Protecting against Strong Chosen Distribution Attacks in Public-Key Cryptography
- 講者David Xiao 教授 (CNRS researcher in the Algorithms and Complexity Group at LIAFA)
邀請人:鐘楷閔 - 時間2013-11-22 (Fri.) 14:00 ~ 16:00
- 地點資訊所新館106演講廳
摘要
When modeling the security game for public-key encryption, we require an adversary to distinguish between encryptions of different messages, called the challenge ciphertexts. A scheme is secure if no efficient adversary can distinguish the challenge ciphertexts with non-negligible advantage. Since in a public-key scheme the adversary may compute encryptions on his own, it is imperative for security that the encryption is randomized. Traditionally, we assume that the challenge ciphertexts are encrypted using perfect (i.e. completely uniform) randomness.

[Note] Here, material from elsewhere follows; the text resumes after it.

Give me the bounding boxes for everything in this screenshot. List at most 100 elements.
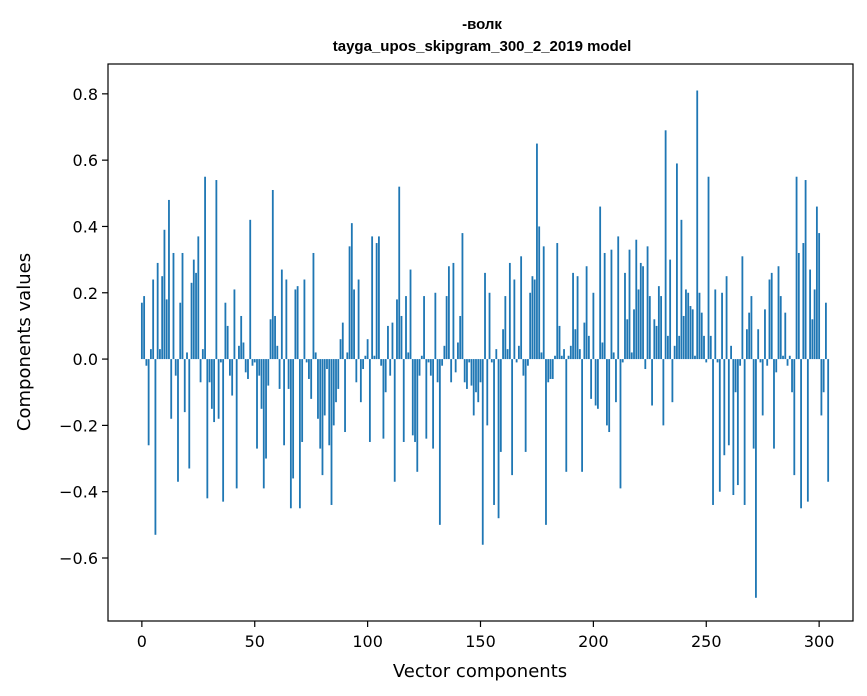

Since randomness is a scarce resource and since physical sources are imperfect and may even be subject to attacks, more recent models have studied what happens when we relax this assumption. Namely, what if the challenge ciphertexts are encrypted using imperfect randomness, and perhaps even randomness that is tampered with maliciously by the adversary?
We propose a new security model that roughly captures the following attack model: an attacker plants a virus on the target system, and this virus is able to tamper with the randomness used when generating challenge ciphertexts.
In order to achieve positive results, we restrict the amount of information the virus has about the public key and/or the messages to encrypt. Nevertheless, we obtain a model that subsumes all previous models studying encryption with weak randomness. Furthermore, building on results of Raghunathan et al. we propose constructions in both the standard model and the random oracle model that achieve our notion of security.